Ayer, cuando escuché Con la Frente Marchita, recordé lo que sentí aquella noche que me dejaste a la deriva de las tinieblas, sin explicaciones y con los sueños ahogándose en la alcantarilla. Evoqué la incertidumbre que sobrevino y el desasosiego que esta trajo consigo. Después, con el paso de los años, entendí que no tenías otra opción: perseguías el esquivo proyecto de vida que tenías –y quizás aún tengas- sembrado en el alma. Yo no hacia parte de ese programa, era solamente un abalorio ocasional, y como tal era reemplazable. Comprendí, además, que el amor no retornará a su cauce, ni que me pedirás perdón por haberme abandonado (conclusiones ridículas, lo sé, pero conclusiones al fin y al cabo). Llegaron a continuación las mujeres con su sabiduría a sanar las cicatrices del alma y luego arribaron los senderos por los que mis pies transitan.

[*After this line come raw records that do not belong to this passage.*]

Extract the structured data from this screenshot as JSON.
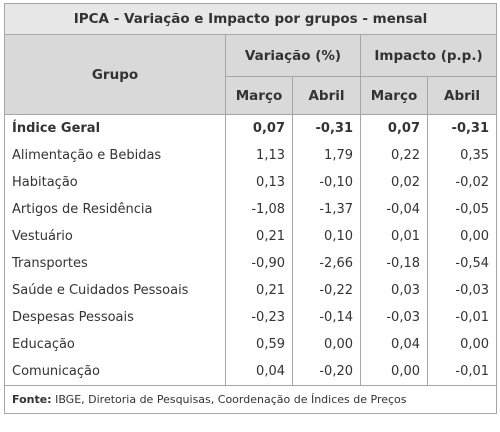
{
  "title": "IPCA - Variação e Impacto por grupos - mensal",
  "header": {
    "group": "Grupo",
    "variation": "Variação (%)",
    "impact": "Impacto (p.p.)",
    "subcolumns": [
      "Março",
      "Abril",
      "Março",
      "Abril"
    ]
  },
  "table": {
    "rows": [
      [
        "Índice Geral",
        "0,07",
        "-0,31",
        "0,07",
        "-0,31"
      ],
      [
        "Alimentação e Bebidas",
        "1,13",
        "1,79",
        "0,22",
        "0,35"
      ],
      [
        "Habitação",
        "0,13",
        "-0,10",
        "0,02",
        "-0,02"
      ],
      [
        "Artigos de Residência",
        "-1,08",
        "-1,37",
        "-0,04",
        "-0,05"
      ],
      [
        "Vestuário",
        "0,21",
        "0,10",
        "0,01",
        "0,00"
      ],
      [
        "Transportes",
        "-0,90",
        "-2,66",
        "-0,18",
        "-0,54"
      ],
      [
        "Saúde e Cuidados Pessoais",
        "0,21",
        "-0,22",
        "0,03",
        "-0,03"
      ],
      [
        "Despesas Pessoais",
        "-0,23",
        "-0,14",
        "-0,03",
        "-0,01"
      ],
      [
        "Educação",
        "0,59",
        "0,00",
        "0,04",
        "0,00"
      ],
      [
        "Comunicação",
        "0,04",
        "-0,20",
        "0,00",
        "-0,01"
      ]
    ]
  },
  "source": {
    "label": "Fonte:",
    "text": "IBGE, Diretoria de Pesquisas, Coordenação de Índices de Preços"
  }
}
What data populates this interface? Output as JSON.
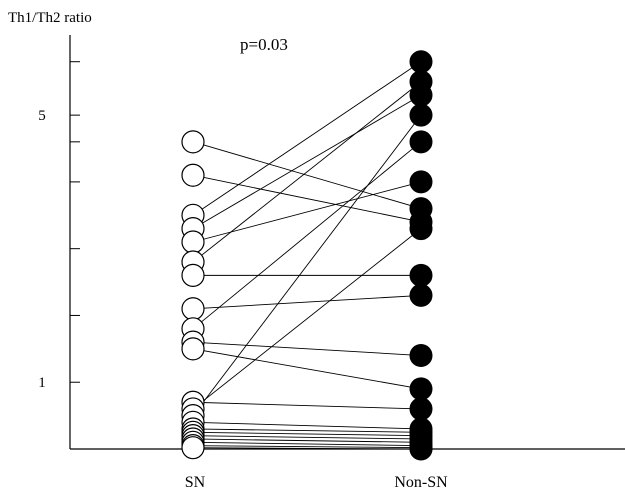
{
  "chart_data": {
    "type": "scatter",
    "ylabel": "Th1/Th2 ratio",
    "annotation": "p=0.03",
    "categories": [
      "SN",
      "Non-SN"
    ],
    "yticks": [
      1,
      5
    ],
    "ylim": [
      0,
      6.2
    ],
    "pairs": [
      [
        4.6,
        3.6
      ],
      [
        4.1,
        3.4
      ],
      [
        3.5,
        5.8
      ],
      [
        3.3,
        5.3
      ],
      [
        3.1,
        4.0
      ],
      [
        2.8,
        5.5
      ],
      [
        2.6,
        2.6
      ],
      [
        2.1,
        2.3
      ],
      [
        1.8,
        4.6
      ],
      [
        1.6,
        1.4
      ],
      [
        1.5,
        0.9
      ],
      [
        0.7,
        0.6
      ],
      [
        0.6,
        3.3
      ],
      [
        0.5,
        5.0
      ],
      [
        0.4,
        0.3
      ],
      [
        0.3,
        0.25
      ],
      [
        0.25,
        0.2
      ],
      [
        0.2,
        0.15
      ],
      [
        0.15,
        0.1
      ],
      [
        0.1,
        0.05
      ],
      [
        0.05,
        0.02
      ],
      [
        0.02,
        0.0
      ]
    ],
    "markers": {
      "SN": "open-circle",
      "Non-SN": "filled-circle"
    },
    "grid": false,
    "legend": "none"
  }
}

Supongo que te acuerdas, por otra parte, que hace dos meses te llame buscando que nuestra amistad retornara a los viejos cauces. Me dijiste que no querías verme; que te fastidian mi melancolía y mis cursilerías; que “meterme contigo” fue una equivocación de la que no terminas de arrepentirte; que los únicos amores que pueden aspirar a tocarte son los que emergen de los congresos de medicina o de los quirófanos. Después de la retahíla cortaste la llamada dejando la melancolía mirándome desde su gancho…

Hoy, mientras veo a una pareja de adolescentes besarse en la misma silla en la que nos acariciábamos, escribo las últimas palabras del amor que solamente entró a mi cabeza de quijote sin rocín ni molinos de viento. Te dejo, para finalizar, a Adriana Varela interpretando la canción de Sabina que tarareabas en las tardes lluviosas (por increíble que te suene esta versión mejora la interpretación de Sabina).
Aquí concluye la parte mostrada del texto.